Dan "zit" dit complex op het mRNA, precies op de plaats die wordt herkend door een van de initiatiefactoren. Er kan geen vergissing zijn, en het ribosoom begint zijn reis door boodschapper-RNA en leest zijn codons.
Zodra het complex het initiatiecodon (AUG) bereikt, stopt de subeenheid met bewegen en bindt zich met behulp van andere eiwitfactoren aan de grote subeenheid van het ribosoom.
Synthesestappen: verlenging
Het lezen van mRNA omvat de sequentiële synthese van een eiwitketen door een polypeptide. Het gaat verder door het ene aminozuurresidu na het andere toe te voegen aan het molecuul in aanbouw.
Elk nieuw aminozuurresidu wordt toegevoegd aan het carboxyluiteinde van het peptide, de C-terminus groeit.
Synthesestappen: beëindiging
Wanneer het ribosoom het terminatiecodon van boodschapper-RNA bereikt, stopt de synthese van de polypeptideketen. In zijn aanwezigheid kan het organel geen tRNA accepteren. In plaats daarvan spelen beëindigingsfactoren een rol. Ze maken het afgewerkte eiwit vrij uit het gestopte ribosoom.
NaNadat de translatie is beëindigd, kan het ribosoom ofwel het mRNA verlaten of erlangs blijven glijden zonder te vertalen.
De ontmoeting van het ribosoom met een nieuw initiatiecodon (op dezelfde streng tijdens de voortzetting van beweging of op een nieuw mRNA) zal leiden tot een nieuwe initiatie.
Nadat het voltooide molecuul de belangrijkste plaats van eiwitbiosynthese verlaat, wordt het gelabeld en naar zijn bestemming gestuurd. Welke functies het zal uitvoeren, hangt af van de structuur.
Procescontrole
Afhankelijk van hun behoeften, zal de cel de uitzending onafhankelijk regelen. Regulering van eiwitbiosynthese is een zeer belangrijke functie. Het kan op veel manieren.

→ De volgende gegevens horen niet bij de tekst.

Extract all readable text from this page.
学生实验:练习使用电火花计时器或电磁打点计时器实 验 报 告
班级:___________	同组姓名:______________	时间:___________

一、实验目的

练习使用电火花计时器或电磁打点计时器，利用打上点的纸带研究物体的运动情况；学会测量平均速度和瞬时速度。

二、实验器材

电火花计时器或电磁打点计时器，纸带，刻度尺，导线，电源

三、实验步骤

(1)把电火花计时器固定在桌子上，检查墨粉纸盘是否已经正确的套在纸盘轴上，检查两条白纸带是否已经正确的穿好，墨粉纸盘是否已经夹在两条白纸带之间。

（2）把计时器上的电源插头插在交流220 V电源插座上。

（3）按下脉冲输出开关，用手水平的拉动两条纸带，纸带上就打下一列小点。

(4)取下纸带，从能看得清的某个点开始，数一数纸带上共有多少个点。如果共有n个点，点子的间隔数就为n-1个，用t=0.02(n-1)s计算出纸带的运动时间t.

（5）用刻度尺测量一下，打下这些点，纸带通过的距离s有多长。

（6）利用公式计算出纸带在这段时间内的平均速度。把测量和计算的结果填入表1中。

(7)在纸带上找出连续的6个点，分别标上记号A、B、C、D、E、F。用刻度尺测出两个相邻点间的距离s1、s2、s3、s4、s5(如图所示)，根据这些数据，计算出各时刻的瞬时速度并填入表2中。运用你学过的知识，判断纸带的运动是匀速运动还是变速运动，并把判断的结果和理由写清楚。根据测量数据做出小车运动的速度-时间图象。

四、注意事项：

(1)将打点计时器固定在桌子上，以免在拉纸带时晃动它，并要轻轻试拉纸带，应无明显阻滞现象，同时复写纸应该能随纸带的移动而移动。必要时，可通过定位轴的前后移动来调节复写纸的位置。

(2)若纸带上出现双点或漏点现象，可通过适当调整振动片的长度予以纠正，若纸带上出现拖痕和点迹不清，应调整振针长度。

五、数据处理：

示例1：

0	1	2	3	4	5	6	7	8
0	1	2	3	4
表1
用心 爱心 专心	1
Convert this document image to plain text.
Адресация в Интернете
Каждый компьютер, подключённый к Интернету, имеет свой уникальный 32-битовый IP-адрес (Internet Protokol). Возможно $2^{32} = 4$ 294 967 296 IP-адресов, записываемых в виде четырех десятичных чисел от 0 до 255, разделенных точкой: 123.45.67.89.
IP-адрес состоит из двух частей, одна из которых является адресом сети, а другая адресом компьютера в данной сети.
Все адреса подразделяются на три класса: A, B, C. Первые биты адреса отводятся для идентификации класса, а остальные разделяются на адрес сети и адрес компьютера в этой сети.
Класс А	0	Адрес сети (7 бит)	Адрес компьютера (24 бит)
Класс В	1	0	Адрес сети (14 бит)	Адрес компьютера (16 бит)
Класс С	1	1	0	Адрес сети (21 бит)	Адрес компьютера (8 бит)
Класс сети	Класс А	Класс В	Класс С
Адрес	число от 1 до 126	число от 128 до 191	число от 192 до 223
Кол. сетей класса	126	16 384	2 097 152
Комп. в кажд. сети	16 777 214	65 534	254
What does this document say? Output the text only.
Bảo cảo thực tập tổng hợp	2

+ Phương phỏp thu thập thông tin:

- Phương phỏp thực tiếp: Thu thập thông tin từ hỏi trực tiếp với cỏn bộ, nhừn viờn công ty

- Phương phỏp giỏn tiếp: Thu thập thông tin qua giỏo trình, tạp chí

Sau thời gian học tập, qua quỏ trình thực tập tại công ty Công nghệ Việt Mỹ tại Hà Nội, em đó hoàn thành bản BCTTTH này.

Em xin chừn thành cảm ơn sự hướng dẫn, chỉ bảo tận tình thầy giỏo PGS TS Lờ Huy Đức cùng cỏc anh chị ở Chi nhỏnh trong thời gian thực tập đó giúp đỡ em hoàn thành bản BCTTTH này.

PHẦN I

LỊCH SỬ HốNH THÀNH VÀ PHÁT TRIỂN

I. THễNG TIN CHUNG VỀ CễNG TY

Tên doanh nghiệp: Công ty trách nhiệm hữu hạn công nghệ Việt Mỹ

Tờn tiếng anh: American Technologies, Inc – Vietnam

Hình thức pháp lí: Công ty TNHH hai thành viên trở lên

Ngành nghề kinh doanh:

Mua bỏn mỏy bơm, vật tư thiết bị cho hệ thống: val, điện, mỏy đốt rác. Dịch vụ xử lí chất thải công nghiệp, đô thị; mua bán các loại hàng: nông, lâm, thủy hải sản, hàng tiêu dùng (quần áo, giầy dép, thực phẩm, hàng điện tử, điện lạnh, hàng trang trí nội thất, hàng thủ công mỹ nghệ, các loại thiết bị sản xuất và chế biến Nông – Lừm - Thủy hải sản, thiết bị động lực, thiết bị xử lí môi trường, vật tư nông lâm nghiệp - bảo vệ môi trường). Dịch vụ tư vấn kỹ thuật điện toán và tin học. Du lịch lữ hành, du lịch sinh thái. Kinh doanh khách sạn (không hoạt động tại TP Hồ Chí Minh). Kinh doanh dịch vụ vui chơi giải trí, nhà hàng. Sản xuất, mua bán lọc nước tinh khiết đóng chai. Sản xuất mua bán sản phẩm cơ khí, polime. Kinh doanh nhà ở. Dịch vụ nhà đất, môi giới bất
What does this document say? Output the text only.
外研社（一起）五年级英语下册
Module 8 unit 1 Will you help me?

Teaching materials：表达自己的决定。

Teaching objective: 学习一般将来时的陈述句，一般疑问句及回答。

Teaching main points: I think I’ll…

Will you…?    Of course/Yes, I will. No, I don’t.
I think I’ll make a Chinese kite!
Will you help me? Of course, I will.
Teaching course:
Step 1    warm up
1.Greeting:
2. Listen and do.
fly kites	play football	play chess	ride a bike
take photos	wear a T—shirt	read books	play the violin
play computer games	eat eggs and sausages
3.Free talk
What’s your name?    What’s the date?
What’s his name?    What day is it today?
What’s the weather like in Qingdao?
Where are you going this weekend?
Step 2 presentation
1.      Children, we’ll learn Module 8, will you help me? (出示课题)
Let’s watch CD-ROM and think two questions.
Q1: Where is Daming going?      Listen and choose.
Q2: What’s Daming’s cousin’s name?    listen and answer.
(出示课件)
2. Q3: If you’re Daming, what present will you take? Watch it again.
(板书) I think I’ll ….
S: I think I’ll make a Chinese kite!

Als een cel geen verbinding nodig heeft, stopt het de RNA-biosynthese - eiwitbiosynthese stopt ook. Zonder matrix komt het hele proces immers niet op gang. En oude mRNA's vervallen snel.
Er is nog een andere regulatie van eiwitbiosynthese: de cel maakt enzymen aan die interfereren met de startfase. Ze interfereren met de vertaling, zelfs als de leesmatrix beschikbaar is.
De tweede methode is nodig wanneer de eiwitsynthese nu moet worden uitgeschakeld. De eerste methode houdt in dat de translatie enige tijd wordt voortgezet nadat de mRNA-synthese is gestopt.
Een cel is een zeer complex systeem waarin alles in balans wordt gehouden en het precieze werk van elk molecuul. Het is belangrijk om de principes te kennen van elk proces dat in de cel plaatsvindt. Zodat we beter kunnen begrijpen wat er in de weefsels en in het lichaam als geheel gebeurt.